Out of the 55 days Colorado pointed out, the EPA set aside 34 that it determined had met its criteria for high wind exceptional events. That was good enough for the EPA to approve Colorado’s proposed plan.

Ukeiley claimed the EPA acted arbitrarily and capriciously in giving the state leeway on the high wind days. He argued that high winds are common in Lamar, so they shouldn’t be counted as exceptional under the statute. 

But the court disagreed, rejecting what it called Ukeiley’s “personal interpretation” in favor of the statute’s definition of an exceptional event — one being “caused by human activity that is unlikely to recur at a particular location or a natural event.”

“The import of this difference is clear: Congress did not exclude recurring natural variations from its definition of ‘exceptional event,’” according to the opinion penned by 10th Circuit Chief Judge Timothy Tymkovitch. “We therefore disagree with Ukeiley’s interpretation of the statute and find the statute clear and unambiguous.”

Ukeiley, whom the court noted suffers from a lung condition made worse by air pollution, said in a statement that he was disappointed by the court’s decision.

“I think allowing wind in a place that it is so windy that there is a wind farm to qualify as an exceptional event and thus allow ignoring pollution level data will result in more dead and disease from air pollution,” he said.

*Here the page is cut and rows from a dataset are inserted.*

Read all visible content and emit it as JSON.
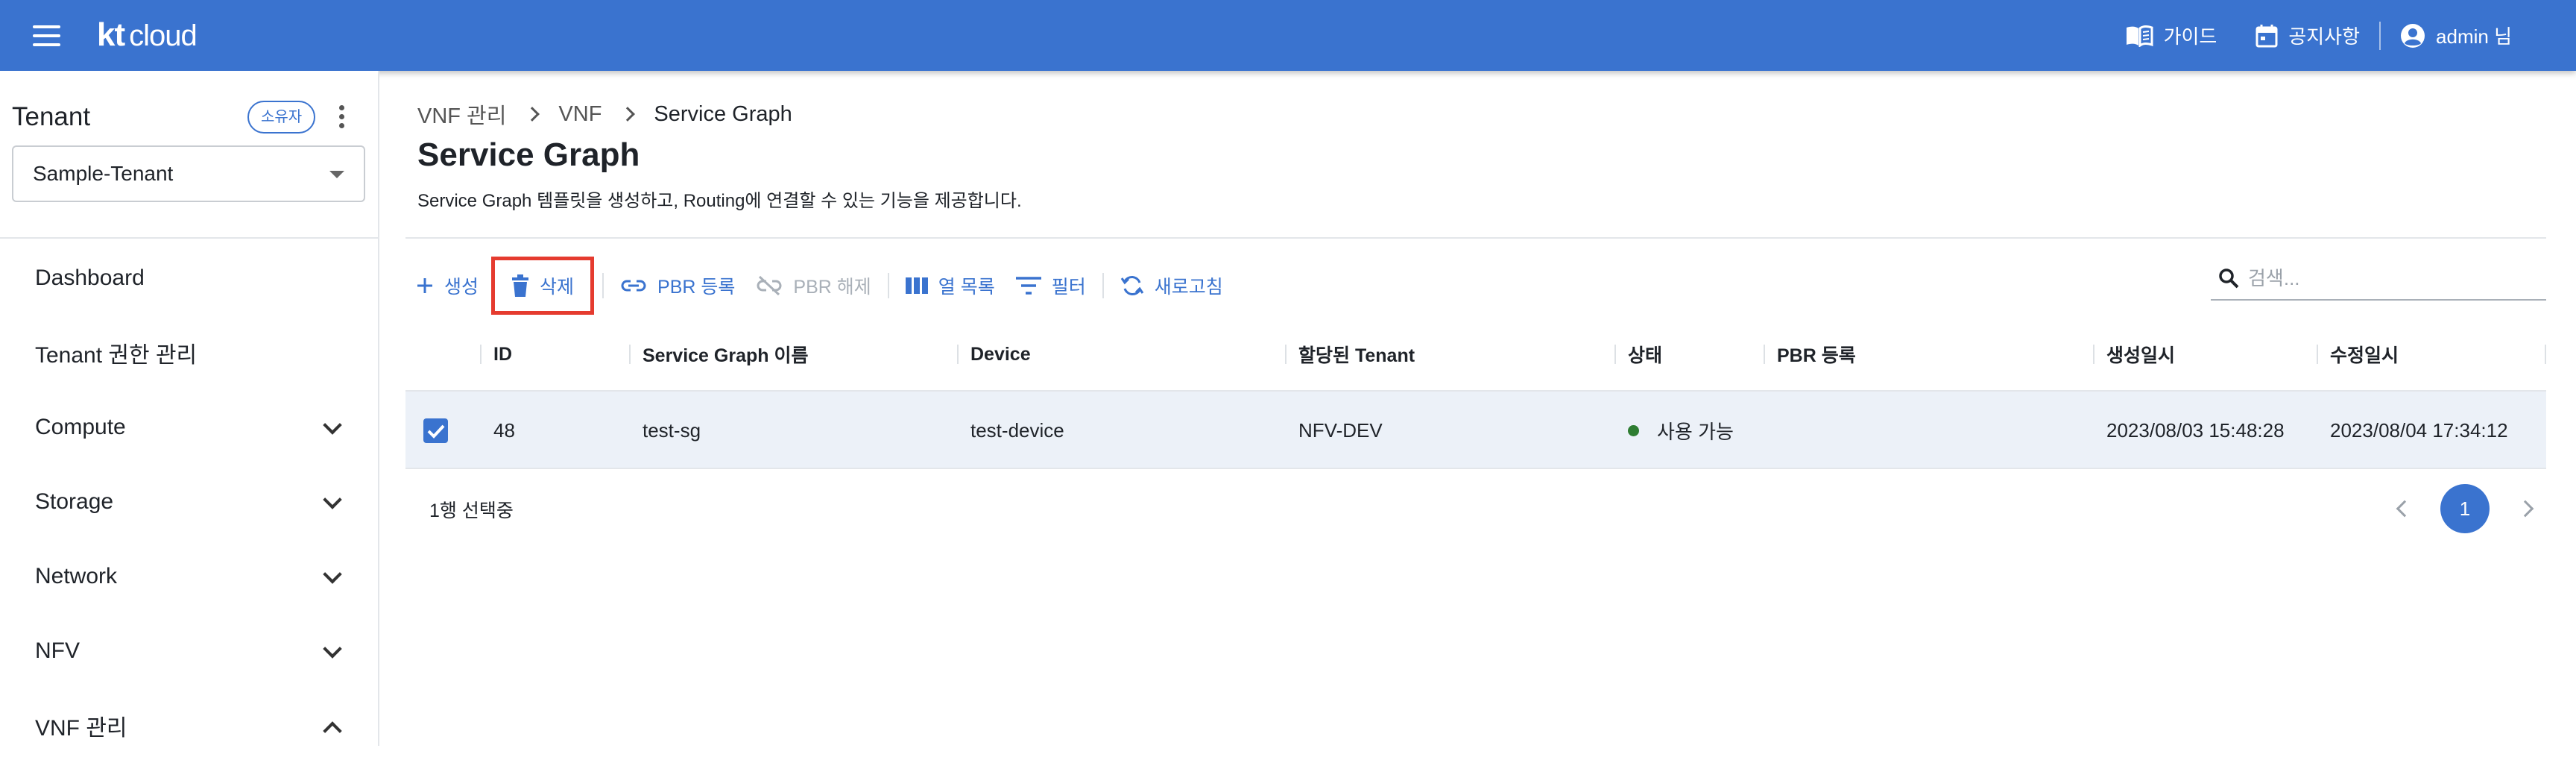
{
  "header": {
    "logo_kt": "kt",
    "logo_cloud": "cloud",
    "guide_label": "가이드",
    "notice_label": "공지사항",
    "user_label": "admin 님"
  },
  "sidebar": {
    "tenant_title": "Tenant",
    "owner_badge": "소유자",
    "tenant_value": "Sample-Tenant",
    "items": [
      {
        "label": "Dashboard",
        "expandable": false
      },
      {
        "label": "Tenant 권한 관리",
        "expandable": false
      },
      {
        "label": "Compute",
        "expandable": true,
        "expanded": false
      },
      {
        "label": "Storage",
        "expandable": true,
        "expanded": false
      },
      {
        "label": "Network",
        "expandable": true,
        "expanded": false
      },
      {
        "label": "NFV",
        "expandable": true,
        "expanded": false
      },
      {
        "label": "VNF 관리",
        "expandable": true,
        "expanded": true
      }
    ]
  },
  "breadcrumb": [
    "VNF 관리",
    "VNF",
    "Service Graph"
  ],
  "page": {
    "title": "Service Graph",
    "description": "Service Graph 템플릿을 생성하고, Routing에 연결할 수 있는 기능을 제공합니다."
  },
  "toolbar": {
    "create": "생성",
    "delete": "삭제",
    "pbr_register": "PBR 등록",
    "pbr_release": "PBR 해제",
    "columns": "열 목록",
    "filter": "필터",
    "refresh": "새로고침"
  },
  "search": {
    "placeholder": "검색..."
  },
  "table": {
    "headers": [
      "ID",
      "Service Graph 이름",
      "Device",
      "할당된 Tenant",
      "상태",
      "PBR 등록",
      "생성일시",
      "수정일시"
    ],
    "rows": [
      {
        "checked": true,
        "id": "48",
        "name": "test-sg",
        "device": "test-device",
        "tenant": "NFV-DEV",
        "status": "사용 가능",
        "pbr": "",
        "created": "2023/08/03 15:48:28",
        "modified": "2023/08/04 17:34:12"
      }
    ],
    "selection_text": "1행 선택중"
  },
  "pagination": {
    "current": "1"
  },
  "colors": {
    "primary": "#3a73cf",
    "highlight": "#e53b2f",
    "status_ok": "#2e7d32",
    "selected_row": "#ecf1f8"
  }
}
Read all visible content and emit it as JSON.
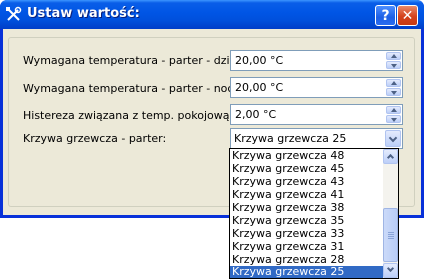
{
  "window": {
    "title": "Ustaw wartość:",
    "title_icon": "wrench-screwdriver-icon",
    "help_label": "?",
    "close_label": "✕"
  },
  "form": {
    "fields": [
      {
        "label": "Wymagana temperatura - parter - dzień:",
        "value": "20,00 °C"
      },
      {
        "label": "Wymagana temperatura - parter - noc:",
        "value": "20,00 °C"
      },
      {
        "label": "Histereza związana z temp. pokojową:",
        "value": "2,00 °C"
      }
    ],
    "curve": {
      "label": "Krzywa grzewcza - parter:",
      "selected": "Krzywa grzewcza 25",
      "options": [
        "Krzywa grzewcza 48",
        "Krzywa grzewcza 45",
        "Krzywa grzewcza 43",
        "Krzywa grzewcza 41",
        "Krzywa grzewcza 38",
        "Krzywa grzewcza 35",
        "Krzywa grzewcza 33",
        "Krzywa grzewcza 31",
        "Krzywa grzewcza 28",
        "Krzywa grzewcza 25"
      ]
    }
  },
  "colors": {
    "titlebar": "#0055e5",
    "dialog_bg": "#ece9d8",
    "selection": "#316ac5"
  }
}
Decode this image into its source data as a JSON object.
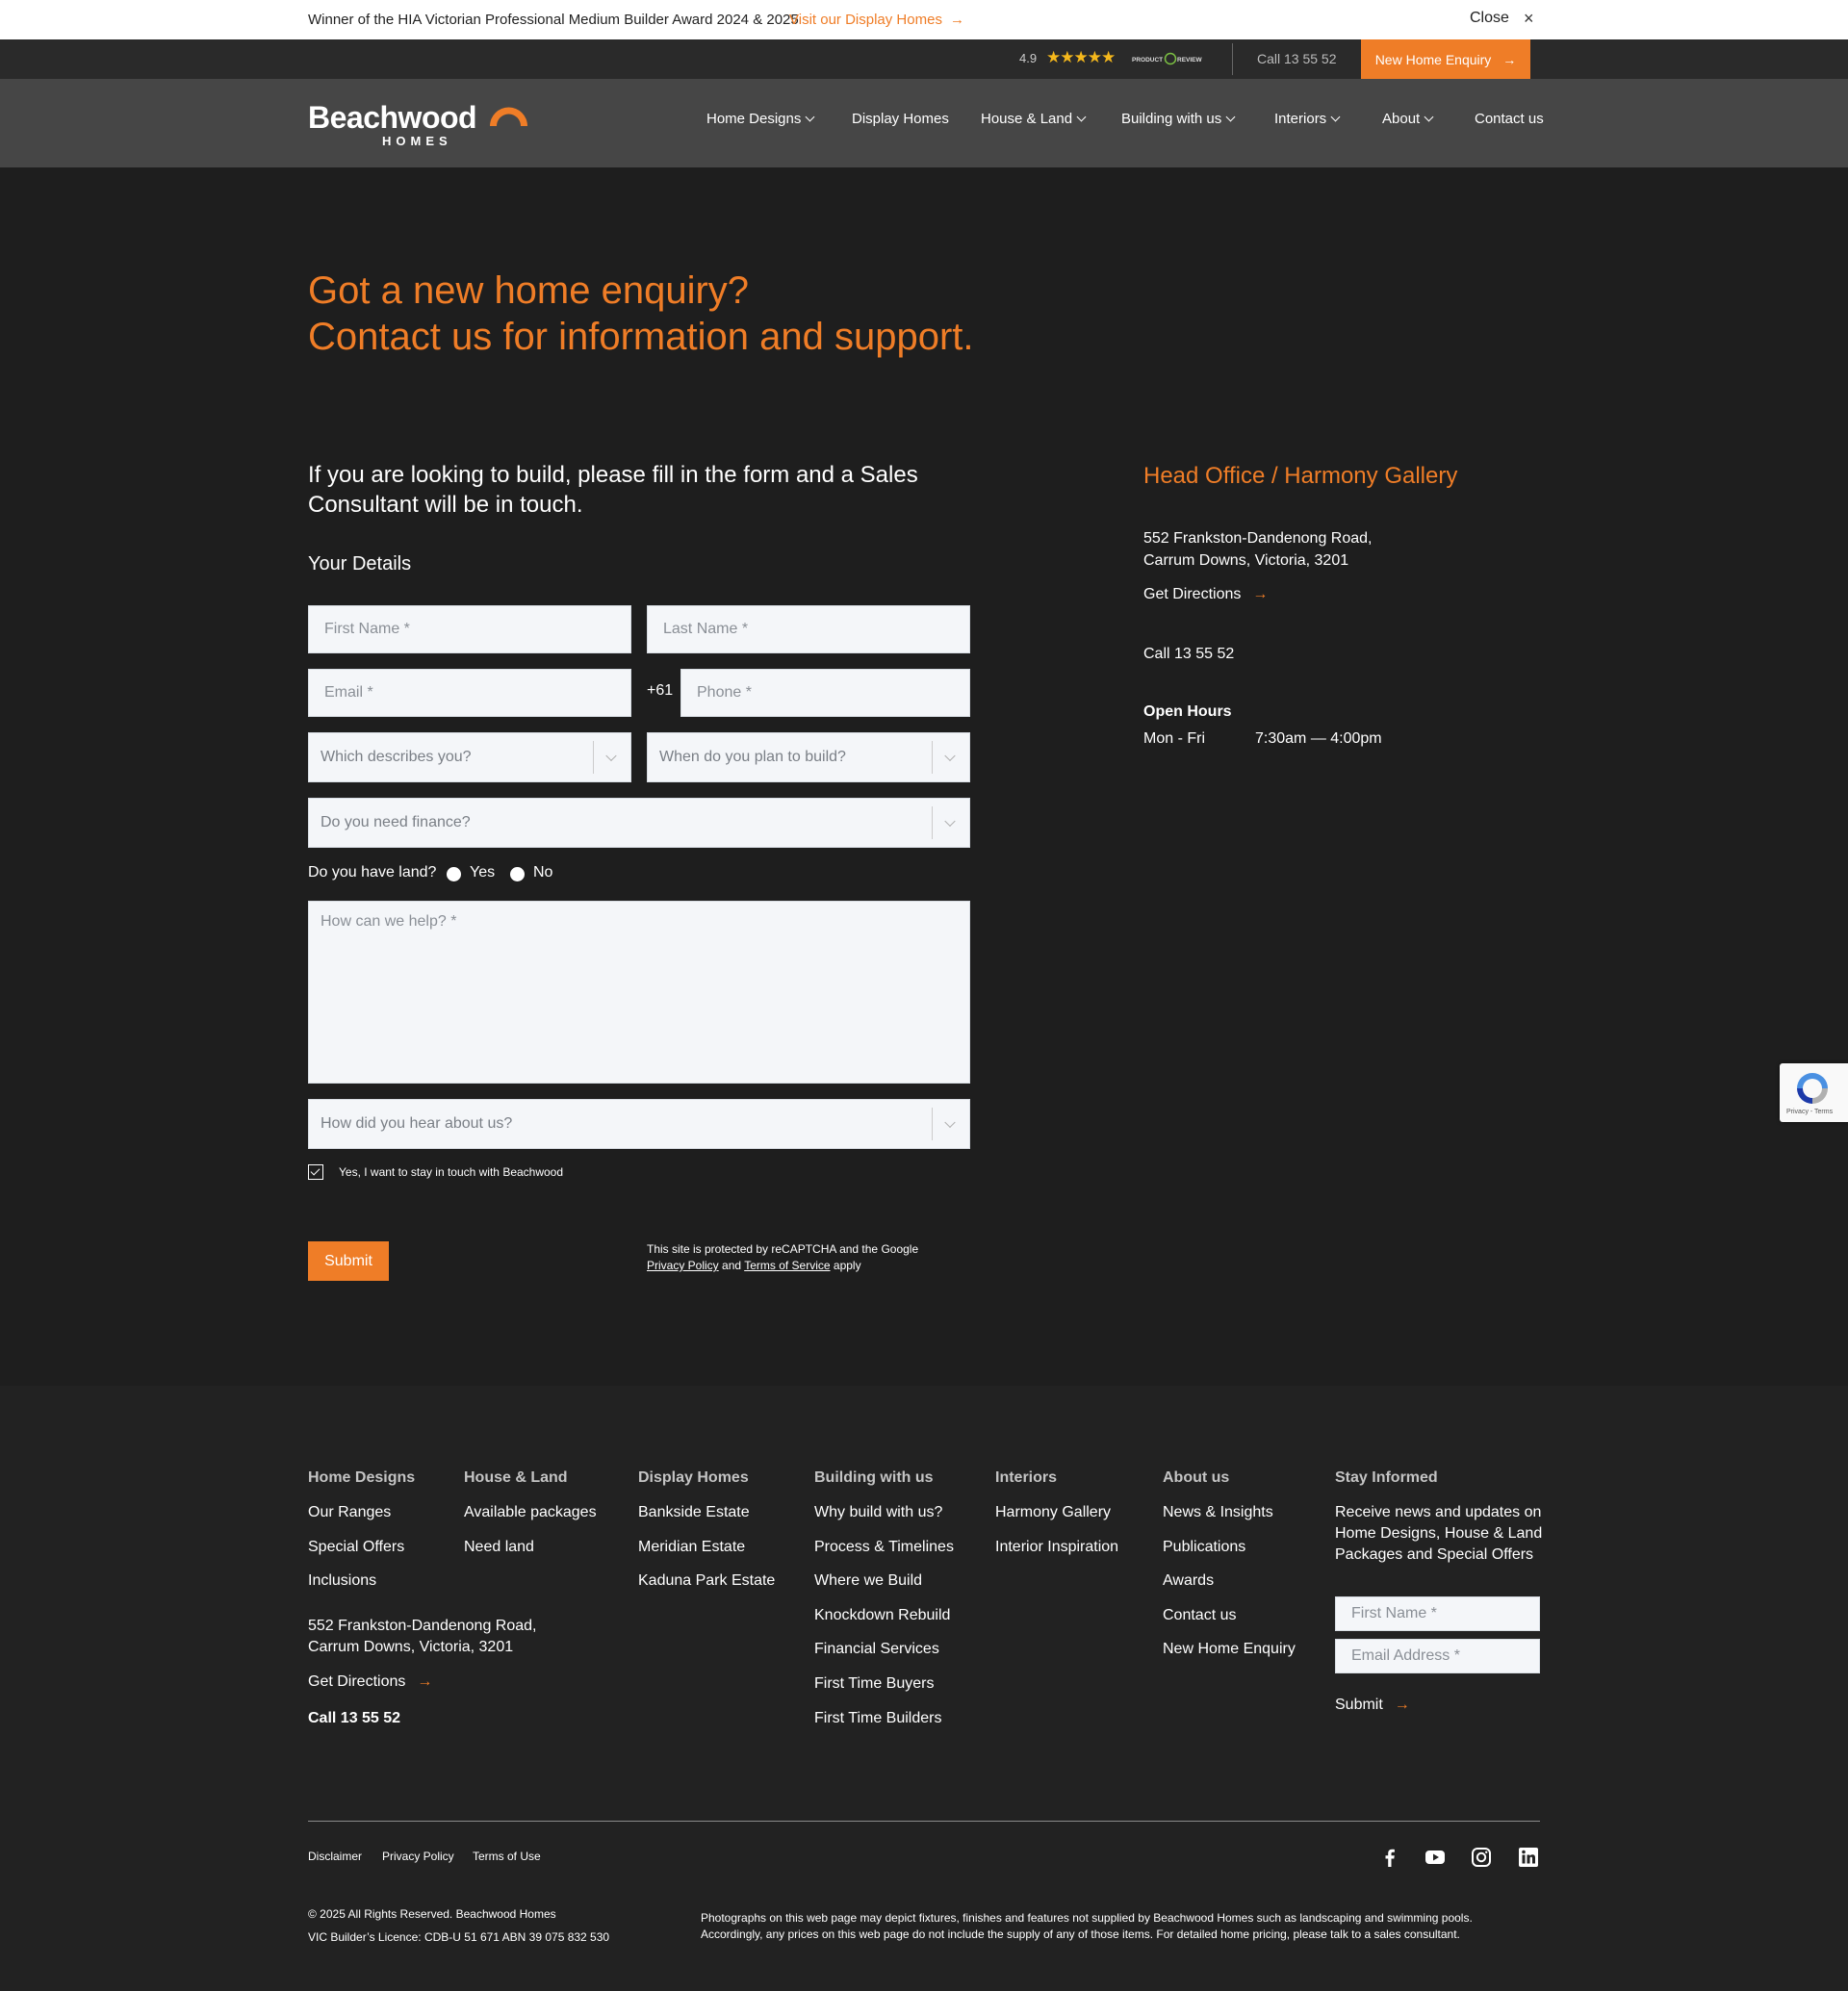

The D.C. Circuit reached a similar outcome on July 20 in Natural Resources Defense Council, et al. v. EPA, et al. In that case, the NRDC and the Sierra Club challenged not an implementation of the exceptional events rule, but the EPA’s interpretation of the rule itself.

In 2016, the EPA adopted a definition of “natural events” to include those caused by a combination of both natural and human activity when the human activity doesn’t violate environmental regulations. The environmental groups said that new interpretation stretched the definition of natural events too far beyond its ordinary meaning. But the court sided with the EPA, finding its hybridized manmade-natural definition permissible under the Clean Air Act.

John Jacus, a partner at Davis Graham & Stubbs in Denver who regularly works with Clean Air Act issues, said the exceptional events rule is “exceedingly important” to states that are dealing with attainment vs. non-attainment designation. The 2016 rule change at the center of the D.C. Circuit case was a welcome one for states.

“Any states who are anxious for the ability to throw some outlier data out of their reporting on statistical grounds applauded the revisions to the rule,” Jacus said.

There’s a lot at stake for states like Colorado when it comes to the exceptional events rule. Having the EPA set aside days of pollution spikes can mean the difference between attainment and nonattainment. If the EPA finds an area in nonattainment, it can entail decades of maintenance obligations for the state, Jacus said.

Jacus, who isn’t involved in either the 10th Circuit or D.C. Circuit cases, said he wasn’t surprised at the result of Ukeiley v. EPA but was “a little surprised at the way they got there.” He noted that the D.C. Circuit at least went to step two of the Chevron deference analysis as that court found ambiguity in the Clean Air Act’s natural event’s definition for the EPA to clarify. The 10th Circuit spent little analysis in finding no such ambiguity.

But the two rulings show that the EPA’s use of the exceptional events rule isn’t very vulnerable right now, Jacus said. “I think courts are likely to be somewhat deferential to EPA and say this is reasonable, even if it doesn’t meet with everyone’s approval.”